In Enrique’s Journey, the titular character, Enrique, has a mother that immigrates to the United States from Honduras when he was very young. She promises to return, but he grows up and lives a portion of his adult life without her. After a life of yearning for his mother’s love, he decides to travel up to the US to be with her. When he gets there, it’s not at all what he expected. On page 191, it compares this to that of the Odyssey and the works of O. Henry, stating, “Children like Enrique dream of finding their mothers and living happily ever after. For weeks, perhaps months, these children and their mothers cling to romanticized notions of how they should feel toward each other. Then reality intrudes. The children show resentment because they were left behind. They remember broken promises to return and accuse their mothers of lying… The mothers, for their part, demand respect for their sacrifice: leaving their children for the children’s sake. When their children say, “ You abandoned me,” they respond by hauling out tall stacks of money transfer receipts.” As you can presume, what ended up happening was something that neither of them would have expected. The relationship between him and his mother is so strained that they barely even know each other. Her decision to immigrate for a better life ended up messing up whatever great relationship she could have had with her son.
In the story Exit West, Saeed and Nadia are a pair of young people living in an unnamed city that end up falling in love with each other. However, a sudden war enters their city and they were forced to flee. Throughout the entirety of the book, we see Nadia and Saeed drift farther and farther apart from each other. They speak about it a little bit on page 204. “Saeed and Nadia were loyal, and whatever name they gave their bond they each in their own way believed it required them to protect each other, and so neither talked much of drifting apart, not wanting to inflict a fear of abandonment, while also themselves quietly feeling that fear, the fear of the severing of their tie, the end of the world they had built together, a world of shared experiences in which no one else would share, and a shared intimate language that was unique to them, and a sense that what they might break was special and likely irreplaceable.” We can see that all of this traveling and moving around has definitely taken a toll on their relationship. They ended up dating other people by the end of the book. Now, no one can be sure that they would have definitely worked out if the war never happened, but everything that happened in the book definitely expedited the process.

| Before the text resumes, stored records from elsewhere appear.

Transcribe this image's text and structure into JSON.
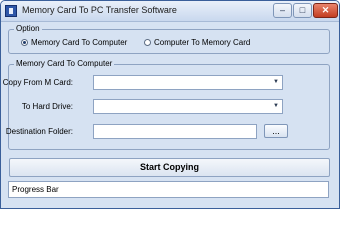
{
  "window": {
    "title": "Memory Card To PC Transfer Software",
    "minimize_label": "–",
    "maximize_label": "□",
    "close_label": "✕"
  },
  "option_group": {
    "title": "Option",
    "radios": [
      {
        "label": "Memory Card To Computer",
        "selected": true
      },
      {
        "label": "Computer To Memory Card",
        "selected": false
      }
    ]
  },
  "transfer_group": {
    "title": "Memory Card To Computer",
    "copy_from_label": "Copy From M Card:",
    "copy_from_value": "",
    "to_drive_label": "To Hard Drive:",
    "to_drive_value": "",
    "destination_label": "Destination Folder:",
    "destination_value": "",
    "browse_label": "...",
    "dropdown_arrow": "▼"
  },
  "start_button_label": "Start Copying",
  "progress_bar_text": "Progress Bar"
}
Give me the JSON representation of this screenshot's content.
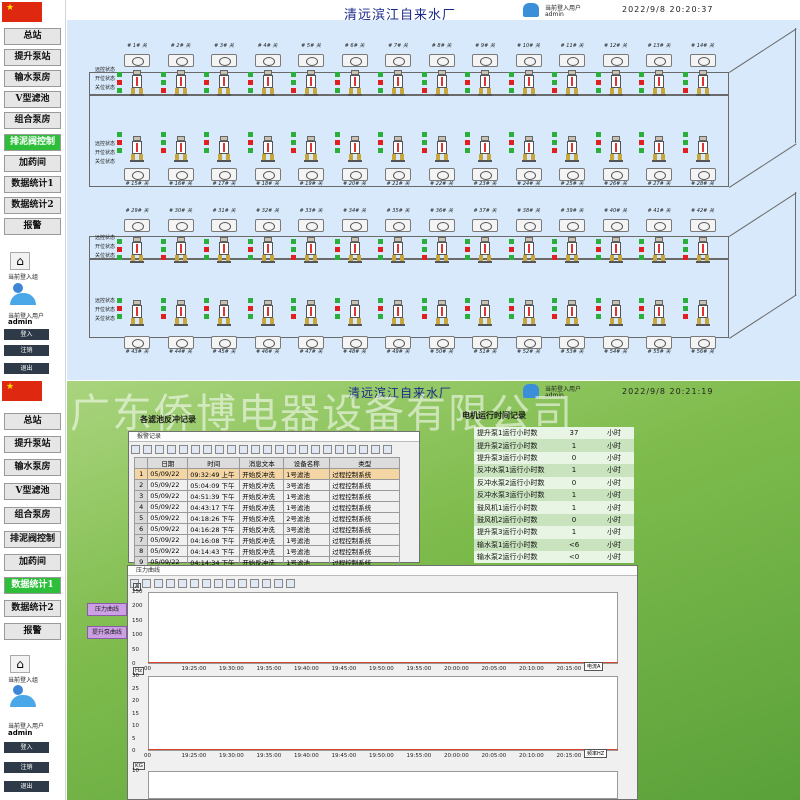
{
  "colors": {
    "accent_green": "#2dbf3a",
    "title_blue": "#1a2a8a",
    "led_red": "#e02020",
    "led_green": "#2ab03a",
    "led_gray": "#9a9a9a",
    "trace": "#d4472f"
  },
  "panel1": {
    "title": "清远滨江自来水厂",
    "user_label": "当前登入用户",
    "user_name": "admin",
    "datetime": "2022/9/8 20:20:37",
    "nav": [
      "总站",
      "提升泵站",
      "输水泵房",
      "V型滤池",
      "组合泵房",
      "排泥阀控制",
      "加药间",
      "数据统计1",
      "数据统计2",
      "报警"
    ],
    "active_nav": 5,
    "login_group_label": "当前登入组",
    "current_user_label": "当前登入用户",
    "current_user": "admin",
    "buttons": [
      "登入",
      "注销",
      "退出"
    ],
    "status_labels": [
      "远控状态",
      "开位状态",
      "关位状态"
    ],
    "row1_labels": [
      "# 1# 关",
      "# 2# 关",
      "# 3# 关",
      "# 4# 关",
      "# 5# 关",
      "# 6# 关",
      "# 7# 关",
      "# 8# 关",
      "# 9# 关",
      "# 10# 关",
      "# 11# 关",
      "# 12# 关",
      "# 13# 关",
      "# 14# 关"
    ],
    "row2_labels": [
      "# 15# 关",
      "# 16# 关",
      "# 17# 关",
      "# 18# 关",
      "# 19# 关",
      "# 20# 关",
      "# 21# 关",
      "# 22# 关",
      "# 23# 关",
      "# 24# 关",
      "# 25# 关",
      "# 26# 关",
      "# 27# 关",
      "# 28# 关"
    ],
    "row3_labels": [
      "# 29# 关",
      "# 30# 关",
      "# 31# 关",
      "# 32# 关",
      "# 33# 关",
      "# 34# 关",
      "# 35# 关",
      "# 36# 关",
      "# 37# 关",
      "# 38# 关",
      "# 39# 关",
      "# 40# 关",
      "# 41# 关",
      "# 42# 关"
    ],
    "row4_labels": [
      "# 43# 关",
      "# 44# 关",
      "# 45# 关",
      "# 46# 关",
      "# 47# 关",
      "# 48# 关",
      "# 49# 关",
      "# 50# 关",
      "# 51# 关",
      "# 52# 关",
      "# 53# 关",
      "# 54# 关",
      "# 55# 关",
      "# 56# 关"
    ]
  },
  "panel2": {
    "title": "清远滨江自来水厂",
    "watermark": "广东侨博电器设备有限公司",
    "user_label": "当前登入用户",
    "user_name": "admin",
    "datetime": "2022/9/8 20:21:19",
    "nav": [
      "总站",
      "提升泵站",
      "输水泵房",
      "V型滤池",
      "组合泵房",
      "排泥阀控制",
      "加药间",
      "数据统计1",
      "数据统计2",
      "报警"
    ],
    "active_nav": 7,
    "login_group_label": "当前登入组",
    "current_user_label": "当前登入用户",
    "current_user": "admin",
    "buttons": [
      "登入",
      "注销",
      "退出"
    ],
    "backwash_header": "各滤池反冲记录",
    "backwash_window_title": "报警记录",
    "backwash_columns": [
      "",
      "日期",
      "时间",
      "消息文本",
      "设备名称",
      "类型"
    ],
    "backwash_rows": [
      [
        "1",
        "05/09/22",
        "09:32:49 上午",
        "开始反冲洗",
        "1号滤池",
        "过程控制系统"
      ],
      [
        "2",
        "05/09/22",
        "05:04:09 下午",
        "开始反冲洗",
        "3号滤池",
        "过程控制系统"
      ],
      [
        "3",
        "05/09/22",
        "04:51:39 下午",
        "开始反冲洗",
        "1号滤池",
        "过程控制系统"
      ],
      [
        "4",
        "05/09/22",
        "04:43:17 下午",
        "开始反冲洗",
        "1号滤池",
        "过程控制系统"
      ],
      [
        "5",
        "05/09/22",
        "04:18:26 下午",
        "开始反冲洗",
        "2号滤池",
        "过程控制系统"
      ],
      [
        "6",
        "05/09/22",
        "04:16:28 下午",
        "开始反冲洗",
        "3号滤池",
        "过程控制系统"
      ],
      [
        "7",
        "05/09/22",
        "04:16:08 下午",
        "开始反冲洗",
        "1号滤池",
        "过程控制系统"
      ],
      [
        "8",
        "05/09/22",
        "04:14:43 下午",
        "开始反冲洗",
        "1号滤池",
        "过程控制系统"
      ],
      [
        "9",
        "05/09/22",
        "04:14:34 下午",
        "开始反冲洗",
        "1号滤池",
        "过程控制系统"
      ],
      [
        "10",
        "05/09/22",
        "04:13:18 下午",
        "开始反冲洗",
        "1号滤池",
        "过程控制系统"
      ],
      [
        "11",
        "05/09/22",
        "04:13:17 下午",
        "开始反冲洗",
        "1号滤池",
        "过程控制系统"
      ]
    ],
    "runtime_header": "电机运行时间记录",
    "runtime_rows": [
      {
        "name": "提升泵1运行小时数",
        "value": "37",
        "unit": "小时"
      },
      {
        "name": "提升泵2运行小时数",
        "value": "1",
        "unit": "小时"
      },
      {
        "name": "提升泵3运行小时数",
        "value": "0",
        "unit": "小时"
      },
      {
        "name": "反冲水泵1运行小时数",
        "value": "1",
        "unit": "小时"
      },
      {
        "name": "反冲水泵2运行小时数",
        "value": "0",
        "unit": "小时"
      },
      {
        "name": "反冲水泵3运行小时数",
        "value": "1",
        "unit": "小时"
      },
      {
        "name": "鼓风机1运行小时数",
        "value": "1",
        "unit": "小时"
      },
      {
        "name": "鼓风机2运行小时数",
        "value": "0",
        "unit": "小时"
      },
      {
        "name": "提升泵3运行小时数",
        "value": "1",
        "unit": "小时"
      },
      {
        "name": "输水泵1运行小时数",
        "value": "<6",
        "unit": "小时"
      },
      {
        "name": "输水泵2运行小时数",
        "value": "<0",
        "unit": "小时"
      }
    ],
    "curve_buttons": [
      "压力曲线",
      "提升泵曲线"
    ],
    "trend_window_title": "压力曲线",
    "plot1": {
      "y_ticks": [
        "250",
        "200",
        "150",
        "100",
        "50",
        "0"
      ],
      "unit": "A",
      "legend": "电流A"
    },
    "plot2": {
      "y_ticks": [
        "30",
        "25",
        "20",
        "15",
        "10",
        "5",
        "0"
      ],
      "unit": "Hz",
      "legend": "频率HZ"
    },
    "plot3": {
      "y_ticks": [
        "10"
      ],
      "unit": "KG"
    },
    "x_ticks": [
      "00",
      "19:25:00",
      "19:30:00",
      "19:35:00",
      "19:40:00",
      "19:45:00",
      "19:50:00",
      "19:55:00",
      "20:00:00",
      "20:05:00",
      "20:10:00",
      "20:15:00",
      "00"
    ]
  }
}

In the short story Wildwood, the main character (and narrator) is a teenager living with her mom and younger brother in New Jersey. This is one story that is not really focused on immigration/refugees; instead focusing on poverty, which is a different kind of stressful situation. The narrator has a very bad relationship with her mother; she constantly berates and abuses her daughter, verbally and sometimes physically.
Immigration is usually a grueling and unenjoyable process. If you add on being a refugee, the process becomes the ultimate test of strength and perseverance. You rarely ever end the journey the same person you were when you started. And based off of stuff that I’ve read in this class, many relationships cannot stand the aforementioned test. The situation is too stressful and strenuous on the psyche, usually in a negative way. In fact, I think that any stressful situation can take a toll on a relationship, in a multitude of different ways.
Works Cited: Nazario, Sonia. Enriques Journey. New York: Random House Trade Paperbacks, 2014.
Mbue, Imbolo. Behold the Dreamers: a Novel. New York: Random House Inc, 2017.
Meloy, Colin, Carson Ellis, and Junot Diaz. Wildwood. St. Louis, MO: Turtleback Books, 2017.